7. Warriors (via Timberwolves) – Davion Mitchell, G, Baylor (22)
Mitchell made a strong impression in Baylor’s championship race, suffocating any player in front of him. Despite being known as a tenacious defender, Mitchell’s most notable improvements have come at the other end of the pitch. He has become an excellent playmaker (5.5 assists per game) and has seen a dramatic jump in his 3-point shot (32.4% in 2019-20, 44.7% in 2020-2021).
8. Magic (via the bulls) – Keon Johnson, G, Tennessee (19)
Perhaps the best word to describe Johnson is explosive. When this guy comes down the track and flies towards the basket, good luck stopping him. He also uses that quickness and athleticism on the defensive side to give opposing guards problems. Johnson’s main focus should be to expand his reach, as he’s only shot 13 of 38 beyond the Tennessee arc.

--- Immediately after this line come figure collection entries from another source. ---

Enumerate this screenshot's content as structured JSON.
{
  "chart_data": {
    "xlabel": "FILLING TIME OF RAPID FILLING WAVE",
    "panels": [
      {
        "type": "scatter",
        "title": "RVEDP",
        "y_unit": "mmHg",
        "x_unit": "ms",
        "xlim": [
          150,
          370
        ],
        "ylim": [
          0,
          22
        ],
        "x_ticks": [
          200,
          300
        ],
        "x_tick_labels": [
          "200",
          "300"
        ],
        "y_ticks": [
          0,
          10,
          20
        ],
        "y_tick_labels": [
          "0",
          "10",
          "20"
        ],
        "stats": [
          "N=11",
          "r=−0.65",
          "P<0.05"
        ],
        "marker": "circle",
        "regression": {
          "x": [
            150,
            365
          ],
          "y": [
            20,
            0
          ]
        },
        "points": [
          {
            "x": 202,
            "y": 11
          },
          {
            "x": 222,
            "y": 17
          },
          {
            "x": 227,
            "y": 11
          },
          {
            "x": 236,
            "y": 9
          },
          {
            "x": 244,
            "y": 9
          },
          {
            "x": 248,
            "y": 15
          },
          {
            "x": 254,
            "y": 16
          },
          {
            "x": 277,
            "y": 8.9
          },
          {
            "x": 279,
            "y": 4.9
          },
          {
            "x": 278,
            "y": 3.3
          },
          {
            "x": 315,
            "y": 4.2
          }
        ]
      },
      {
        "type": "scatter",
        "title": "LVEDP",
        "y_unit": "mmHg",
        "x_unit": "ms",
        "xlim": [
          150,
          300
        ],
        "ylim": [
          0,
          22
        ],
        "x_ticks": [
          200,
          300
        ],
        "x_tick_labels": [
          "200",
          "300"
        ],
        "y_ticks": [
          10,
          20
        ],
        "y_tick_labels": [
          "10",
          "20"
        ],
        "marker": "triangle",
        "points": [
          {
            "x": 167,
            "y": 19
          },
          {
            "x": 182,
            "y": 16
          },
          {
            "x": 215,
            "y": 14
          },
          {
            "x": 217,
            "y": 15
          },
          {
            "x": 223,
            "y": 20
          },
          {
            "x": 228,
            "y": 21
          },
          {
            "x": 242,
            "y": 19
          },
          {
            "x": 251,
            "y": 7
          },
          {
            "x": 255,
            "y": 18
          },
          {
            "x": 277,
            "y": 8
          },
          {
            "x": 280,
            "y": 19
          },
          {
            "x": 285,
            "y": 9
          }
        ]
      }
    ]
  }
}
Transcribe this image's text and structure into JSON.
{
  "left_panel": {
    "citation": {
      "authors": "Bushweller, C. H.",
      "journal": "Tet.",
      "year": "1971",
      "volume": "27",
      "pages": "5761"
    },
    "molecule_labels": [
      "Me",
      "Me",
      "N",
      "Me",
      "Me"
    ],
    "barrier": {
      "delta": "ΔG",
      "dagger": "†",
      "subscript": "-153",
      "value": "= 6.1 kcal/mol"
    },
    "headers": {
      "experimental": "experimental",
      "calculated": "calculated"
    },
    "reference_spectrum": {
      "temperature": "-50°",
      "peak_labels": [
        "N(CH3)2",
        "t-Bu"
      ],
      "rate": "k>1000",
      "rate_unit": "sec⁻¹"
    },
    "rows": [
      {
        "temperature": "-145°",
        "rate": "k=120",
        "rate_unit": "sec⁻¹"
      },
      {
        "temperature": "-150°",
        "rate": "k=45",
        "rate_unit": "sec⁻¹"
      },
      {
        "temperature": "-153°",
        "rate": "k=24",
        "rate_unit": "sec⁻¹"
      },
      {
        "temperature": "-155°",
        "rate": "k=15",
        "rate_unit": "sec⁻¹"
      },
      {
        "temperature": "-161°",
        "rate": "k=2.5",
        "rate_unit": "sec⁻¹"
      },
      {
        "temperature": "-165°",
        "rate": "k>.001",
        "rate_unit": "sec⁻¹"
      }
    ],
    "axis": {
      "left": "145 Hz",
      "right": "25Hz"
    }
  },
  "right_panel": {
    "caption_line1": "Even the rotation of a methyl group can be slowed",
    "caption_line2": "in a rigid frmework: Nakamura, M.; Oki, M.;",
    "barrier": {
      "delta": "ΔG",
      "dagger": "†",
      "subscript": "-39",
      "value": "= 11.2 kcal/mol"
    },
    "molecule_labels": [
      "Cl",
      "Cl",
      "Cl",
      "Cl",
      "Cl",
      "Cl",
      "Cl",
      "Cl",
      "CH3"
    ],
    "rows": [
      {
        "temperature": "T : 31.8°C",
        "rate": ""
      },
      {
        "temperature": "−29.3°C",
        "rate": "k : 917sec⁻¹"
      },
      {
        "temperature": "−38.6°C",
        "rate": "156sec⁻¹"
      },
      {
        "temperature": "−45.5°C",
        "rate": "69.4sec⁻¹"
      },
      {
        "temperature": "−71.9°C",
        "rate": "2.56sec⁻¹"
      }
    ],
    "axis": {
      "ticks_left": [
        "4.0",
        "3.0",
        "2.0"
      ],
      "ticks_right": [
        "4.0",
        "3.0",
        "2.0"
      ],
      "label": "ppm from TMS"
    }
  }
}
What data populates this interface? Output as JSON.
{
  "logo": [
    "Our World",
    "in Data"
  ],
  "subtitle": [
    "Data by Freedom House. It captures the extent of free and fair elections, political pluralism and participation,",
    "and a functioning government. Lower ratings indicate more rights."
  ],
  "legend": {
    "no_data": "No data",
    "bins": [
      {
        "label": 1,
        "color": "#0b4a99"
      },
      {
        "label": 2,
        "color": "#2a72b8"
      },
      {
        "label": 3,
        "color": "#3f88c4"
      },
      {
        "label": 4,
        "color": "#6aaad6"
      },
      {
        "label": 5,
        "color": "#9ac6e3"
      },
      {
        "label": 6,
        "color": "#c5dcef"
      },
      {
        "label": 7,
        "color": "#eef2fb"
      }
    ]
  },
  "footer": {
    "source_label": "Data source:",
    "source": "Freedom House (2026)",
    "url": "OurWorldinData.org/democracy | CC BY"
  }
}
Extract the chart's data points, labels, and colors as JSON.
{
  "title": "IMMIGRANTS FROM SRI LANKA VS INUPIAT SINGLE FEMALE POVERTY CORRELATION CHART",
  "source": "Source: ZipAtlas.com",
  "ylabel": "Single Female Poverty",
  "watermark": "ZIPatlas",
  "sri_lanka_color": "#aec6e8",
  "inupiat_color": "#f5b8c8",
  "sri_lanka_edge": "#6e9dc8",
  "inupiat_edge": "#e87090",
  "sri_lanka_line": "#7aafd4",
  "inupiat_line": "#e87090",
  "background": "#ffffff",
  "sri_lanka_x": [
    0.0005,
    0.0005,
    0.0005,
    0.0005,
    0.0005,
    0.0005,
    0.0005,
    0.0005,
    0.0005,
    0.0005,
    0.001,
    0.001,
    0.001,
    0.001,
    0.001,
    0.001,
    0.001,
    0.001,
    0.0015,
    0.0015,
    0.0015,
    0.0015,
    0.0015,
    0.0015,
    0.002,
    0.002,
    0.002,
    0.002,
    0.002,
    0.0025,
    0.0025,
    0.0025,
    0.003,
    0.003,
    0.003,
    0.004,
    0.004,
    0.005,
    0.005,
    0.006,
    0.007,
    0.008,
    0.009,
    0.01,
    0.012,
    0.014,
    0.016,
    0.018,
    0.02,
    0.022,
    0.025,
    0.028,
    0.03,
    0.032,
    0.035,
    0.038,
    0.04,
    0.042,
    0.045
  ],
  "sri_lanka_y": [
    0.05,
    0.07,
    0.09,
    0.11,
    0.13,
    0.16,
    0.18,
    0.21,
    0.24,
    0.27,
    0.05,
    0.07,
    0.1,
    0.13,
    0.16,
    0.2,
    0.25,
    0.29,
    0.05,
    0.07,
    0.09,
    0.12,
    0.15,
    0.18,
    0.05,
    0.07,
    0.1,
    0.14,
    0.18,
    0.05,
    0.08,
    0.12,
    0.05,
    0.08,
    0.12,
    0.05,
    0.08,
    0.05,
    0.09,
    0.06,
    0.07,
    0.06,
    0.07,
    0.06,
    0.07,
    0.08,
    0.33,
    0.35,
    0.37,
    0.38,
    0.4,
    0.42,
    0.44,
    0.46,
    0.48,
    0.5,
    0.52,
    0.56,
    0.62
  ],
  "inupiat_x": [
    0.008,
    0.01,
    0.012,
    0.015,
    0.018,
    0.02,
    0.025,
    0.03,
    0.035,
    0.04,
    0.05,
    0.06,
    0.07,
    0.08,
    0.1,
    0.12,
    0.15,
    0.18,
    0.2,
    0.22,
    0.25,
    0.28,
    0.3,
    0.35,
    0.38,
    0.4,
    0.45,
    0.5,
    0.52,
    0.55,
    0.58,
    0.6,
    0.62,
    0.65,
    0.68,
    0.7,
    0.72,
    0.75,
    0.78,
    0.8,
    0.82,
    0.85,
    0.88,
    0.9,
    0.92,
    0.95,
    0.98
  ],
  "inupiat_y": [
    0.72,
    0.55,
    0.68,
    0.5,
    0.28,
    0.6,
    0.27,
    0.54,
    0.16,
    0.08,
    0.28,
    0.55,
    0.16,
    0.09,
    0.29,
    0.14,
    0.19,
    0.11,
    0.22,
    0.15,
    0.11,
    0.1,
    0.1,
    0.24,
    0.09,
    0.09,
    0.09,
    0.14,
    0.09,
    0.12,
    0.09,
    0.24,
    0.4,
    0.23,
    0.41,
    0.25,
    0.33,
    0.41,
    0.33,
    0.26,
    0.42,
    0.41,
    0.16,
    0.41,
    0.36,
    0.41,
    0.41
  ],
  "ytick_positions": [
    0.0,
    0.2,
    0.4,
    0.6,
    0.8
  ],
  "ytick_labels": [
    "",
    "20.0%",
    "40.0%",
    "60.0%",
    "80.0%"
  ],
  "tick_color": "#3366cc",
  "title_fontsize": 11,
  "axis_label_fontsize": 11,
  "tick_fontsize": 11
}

9. Kings – Franz Wagner, F, Michigan (19)
Wagner showed versatility on both ends of the court during his time in Michigan. He is a smart team defender who can strike with first zone players but cope with smaller guards. He can also affect play offensively without eating any goods, acting as an elbow passer, screen, or backup shooter. He might not have the guys ceiling in front of him, but he could play for a long time in the league.
10. Pelicans – Corey Kispert, F, Gonzaga (22)
One of the best shooters in this category (44% out of 6.5 3-point attempts per game last season), Kispert’s accuracy and quick trigger should allow him to make an immediate impact at the next level. He’s not an exceptional athlete, but he fights on the defensive. He must continue to develop his dribbling skills in order to be able to punish opponents who come very close to the 3-point line.
11. Hornets – Alperen Sengun, C, Besiktas (18 years old)
A great old-school man, Sengun led the Turkish Super League, averaging 19.2 points, 9.4 rebounds and 2.5 assists per game while shooting 64.6 percent from the field. He has excellent feel around the rim and has shown a willingness to hit the man open. There are questions about his lack of shooting and his defensive limits.
12. Spurs – Jalen Johnson, F, Duke (19)
Johnson only played 13 games at Duke, leaving the team in February to focus on preparing for the NBA Draft. His tantalizing talent was at times fully on display, especially his ability to create for himself and others in the outdoors. Will those flashes of brilliance outweigh any concerns about its maturity?
13. Pacers – Josh Giddey, G, Adelaide (18)
Giddey won the NBL Rookie of the Year award after averaging 10.9 points, 7.5 assists and 7.4 rebounds per game. He understands how to manipulate defenses and create passing lanes. He’s not a lightless shooter (29.3 out of 3 points) or an out-of-the-ordinary athlete, but there’s reason to believe he will become a nice piece of an NBA rotation.
14. Warriors – James Bouknight, G, Connecticut (20)
Bouknight receives buckets. A natural scorer (18.7 points per game), the UConn star can fight his way to the basket and hit contested jump shots from dribbling, an important skill for NBA guards. He will need to work on his passes and provide more consistent resistance on the defensive end, but he should provide sufficient offensive firepower.